Puis, après avoir obtenu un certificat en psychologie à l’Université du Québec à Trois-Rivières, une occasion s’est présentée pour travailler au sein du programme PAPACUN.

Elle a eu un coup de coeur pour les enfants, et elle exerce ce métier depuis bientôt 10 ans.

L'inclusion pour défaire les préjugés

La culture atikamekw est vivante au CPE Premier Pas grâce aux enfants, mais elle est aussi visible : par exemple, les noms des locaux, écrits en atikamekw, font référence aux animaux du territoire comme l’orignal, l’ours ou encore le loup.

Les enfants francophones aussi apprennent ces mots.
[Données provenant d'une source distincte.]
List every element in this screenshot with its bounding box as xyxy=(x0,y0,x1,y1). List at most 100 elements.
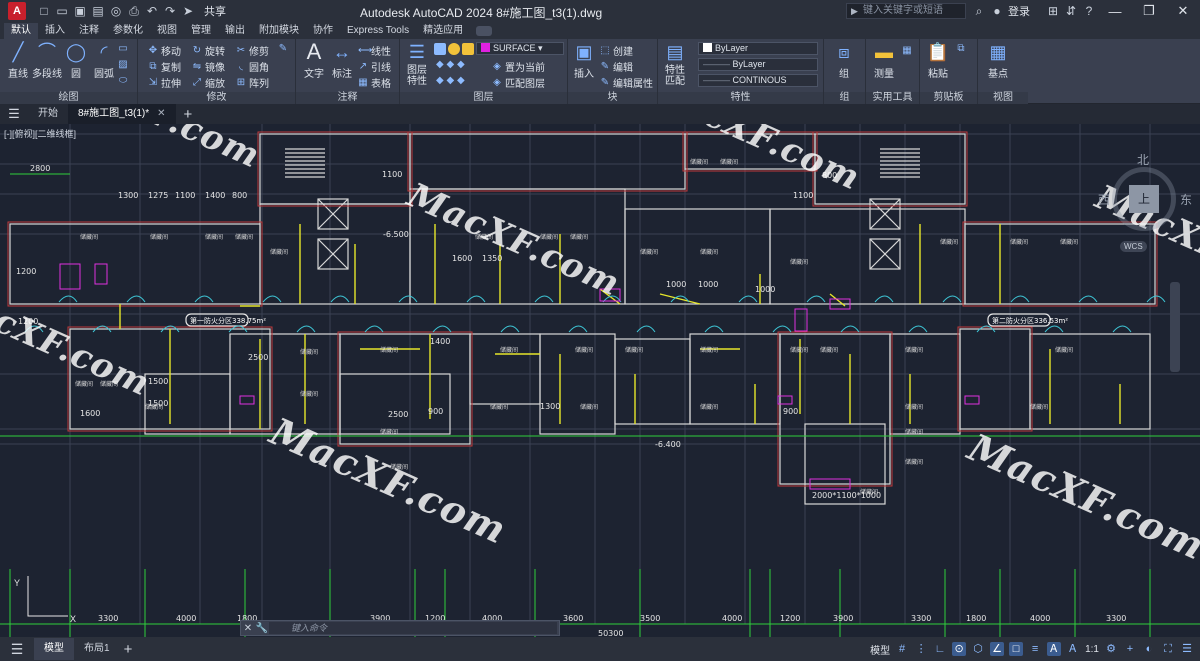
base-point-button[interactable]: ▦ 基点 xyxy=(986,41,1010,80)
tab-express-tools[interactable]: Express Tools xyxy=(340,23,416,39)
user-icon[interactable]: ● xyxy=(988,2,1006,20)
panel-clipboard-title[interactable]: 剪贴板 xyxy=(920,92,977,104)
share-icon[interactable]: ➤ xyxy=(180,3,196,19)
fillet-button[interactable]: ◟ 圆角 xyxy=(236,59,269,74)
new-file-icon[interactable]: □ xyxy=(36,3,52,19)
redo-icon[interactable]: ↷ xyxy=(162,3,178,19)
create-block-button[interactable]: ⬚ 创建 xyxy=(600,43,633,58)
web-icon[interactable]: ◎ xyxy=(108,3,124,19)
tab-featured-apps[interactable]: 精选应用 xyxy=(416,23,470,39)
menu-icon[interactable]: ☰ xyxy=(0,106,28,122)
share-button[interactable]: 共享 xyxy=(204,3,226,19)
rotate-button[interactable]: ↻ 旋转 xyxy=(192,43,225,58)
mirror-button[interactable]: ⇋ 镜像 xyxy=(192,59,225,74)
layer-tools-row2[interactable]: ◆ ◆ ◆ xyxy=(436,75,465,86)
move-button[interactable]: ✥ 移动 xyxy=(148,43,181,58)
polyline-button[interactable]: ⌒ 多段线 xyxy=(32,41,62,80)
undo-icon[interactable]: ↶ xyxy=(144,3,160,19)
drawing-canvas[interactable]: 储藏间 储藏间 储藏间 储藏间 储藏间 储藏间 储藏间 储藏间 储藏间 储藏间 储藏间 储藏间 储藏间储… xyxy=(0,124,1200,637)
viewcube-north[interactable]: 北 xyxy=(1137,151,1149,168)
group-button[interactable]: ⧈ 组 xyxy=(832,41,856,80)
polar-icon[interactable]: ⊙ xyxy=(952,642,967,656)
fullscreen-icon[interactable]: ⛶ xyxy=(1161,642,1175,656)
layer-lock-icon[interactable] xyxy=(462,43,474,55)
panel-view-title[interactable]: 视图 xyxy=(978,92,1028,104)
tab-collaborate[interactable]: 协作 xyxy=(306,23,340,39)
match-layer-button[interactable]: ◈ 匹配图层 xyxy=(492,75,545,90)
tab-layout1[interactable]: 布局1 xyxy=(74,638,120,660)
ellipse-icon[interactable]: ⬭ xyxy=(118,75,128,86)
arc-button[interactable]: ◜ 圆弧 xyxy=(92,41,116,80)
close-tab-icon[interactable]: ✕ xyxy=(157,108,165,119)
ribbon-toggle-icon[interactable] xyxy=(476,26,493,36)
autocad-logo[interactable]: A xyxy=(8,2,26,20)
layer-on-icon[interactable] xyxy=(448,43,460,55)
lineweight-icon[interactable]: ≡ xyxy=(1028,642,1042,656)
save-as-icon[interactable]: ▤ xyxy=(90,3,106,19)
stretch-button[interactable]: ⇲ 拉伸 xyxy=(148,75,181,90)
save-icon[interactable]: ▣ xyxy=(72,3,88,19)
calculator-icon[interactable]: ▦ xyxy=(902,45,912,56)
color-select[interactable]: ByLayer xyxy=(698,42,818,55)
command-input[interactable]: 键入命令 xyxy=(269,622,557,634)
panel-utilities-title[interactable]: 实用工具 xyxy=(866,92,919,104)
viewcube-top-face[interactable]: 上 xyxy=(1129,185,1159,213)
line-button[interactable]: ╱ 直线 xyxy=(6,41,30,80)
layout-menu-icon[interactable]: ☰ xyxy=(0,641,34,658)
erase-icon[interactable]: ✎ xyxy=(278,43,288,54)
tab-parametric[interactable]: 参数化 xyxy=(106,23,150,39)
login-button[interactable]: 登录 xyxy=(1008,3,1030,19)
insert-block-button[interactable]: ▣ 插入 xyxy=(572,41,596,80)
tab-insert[interactable]: 插入 xyxy=(38,23,72,39)
tab-default[interactable]: 默认 xyxy=(4,23,38,39)
panel-properties-title[interactable]: 特性 xyxy=(658,92,823,104)
panel-modify-title[interactable]: 修改 xyxy=(138,92,295,104)
table-button[interactable]: ▦ 表格 xyxy=(358,75,391,90)
tab-annotate[interactable]: 注释 xyxy=(72,23,106,39)
panel-draw-title[interactable]: 绘图 xyxy=(0,92,137,104)
search-input[interactable]: ▶ 键入关键字或短语 xyxy=(846,3,966,19)
copy-button[interactable]: ⧉ 复制 xyxy=(148,59,181,74)
tab-start[interactable]: 开始 xyxy=(28,104,68,124)
minimize-icon[interactable]: — xyxy=(1098,0,1132,22)
viewcube[interactable]: 北 西 上 东 WCS xyxy=(1098,149,1192,254)
viewcube-east[interactable]: 东 xyxy=(1180,191,1192,208)
open-folder-icon[interactable]: ▭ xyxy=(54,3,70,19)
panel-annotation-title[interactable]: 注释 xyxy=(296,92,399,104)
model-space-button[interactable]: 模型 xyxy=(870,642,890,657)
close-icon[interactable]: ✕ xyxy=(1166,0,1200,22)
annotation-scale[interactable]: 1:1 xyxy=(1085,644,1099,655)
wcs-menu[interactable]: WCS xyxy=(1120,241,1147,252)
tab-drawing[interactable]: 8#施工图_t3(1)* ✕ xyxy=(68,104,176,124)
help-icon[interactable]: ? xyxy=(1080,2,1098,20)
lineweight-select[interactable]: ——— ByLayer xyxy=(698,58,818,71)
connect-icon[interactable]: ⇵ xyxy=(1062,2,1080,20)
edit-block-button[interactable]: ✎ 编辑 xyxy=(600,59,633,74)
grid-icon[interactable]: # xyxy=(895,642,909,656)
tab-view[interactable]: 视图 xyxy=(150,23,184,39)
layer-select[interactable]: SURFACE ▾ xyxy=(476,42,564,55)
print-icon[interactable]: ⎙ xyxy=(126,3,142,19)
layer-tools-row1[interactable]: ◆ ◆ ◆ xyxy=(436,59,465,70)
scale-button[interactable]: ⤢ 缩放 xyxy=(192,75,225,90)
dimension-button[interactable]: ↔ 标注 xyxy=(330,41,354,80)
rectangle-icon[interactable]: ▭ xyxy=(118,43,128,54)
customize-icon[interactable]: 🔧 xyxy=(255,623,269,634)
new-tab-icon[interactable]: + xyxy=(184,106,193,123)
tab-model[interactable]: 模型 xyxy=(34,638,74,660)
tab-addins[interactable]: 附加模块 xyxy=(252,23,306,39)
add-layout-icon[interactable]: + xyxy=(124,641,133,658)
panel-block-title[interactable]: 块 xyxy=(568,92,657,104)
array-button[interactable]: ⊞ 阵列 xyxy=(236,75,269,90)
snap-icon[interactable]: ⋮ xyxy=(914,642,928,656)
tab-output[interactable]: 输出 xyxy=(218,23,252,39)
trim-button[interactable]: ✂ 修剪 xyxy=(236,43,269,58)
layer-state-icon[interactable] xyxy=(434,43,446,55)
object-track-icon[interactable]: ∠ xyxy=(990,642,1005,656)
cart-icon[interactable]: ⊞ xyxy=(1044,2,1062,20)
layer-properties-button[interactable]: ☰ 图层 特性 xyxy=(404,41,430,87)
viewcube-west[interactable]: 西 xyxy=(1098,191,1110,208)
panel-groups-title[interactable]: 组 xyxy=(824,92,865,104)
hatch-icon[interactable]: ▨ xyxy=(118,59,128,70)
isolate-icon[interactable]: ◐ xyxy=(1142,642,1156,656)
Anice Ottawa prend le temps d’en parler avec eux, de les inclure.

Les Atikamekw sont plus nombreux qu’avant à Trois-Rivières : c’est pourquoi le CPE Premier Pas de La Tuque en Haute-Mauricie y a ouvert l’installation du service de garde en 2015.

Ce n’est pas un gage pour autant de la pérennité de la langue et de la culture atikamekw, comme le rappelle Anice Ottawa : « Il est important de parler la langue pour ne pas l’oublier. C’est important. Vu qu’on habite en ville, il faut continuer à parler la langue attikamek pour ne pas l’oublier », dit-elle.

La population de Trois-Rivières compte 134 000 résidents. Parmi eux, près de 150 affirment que leur langue maternelle est l’attikamek, selon les dernières données de Statistique Canada.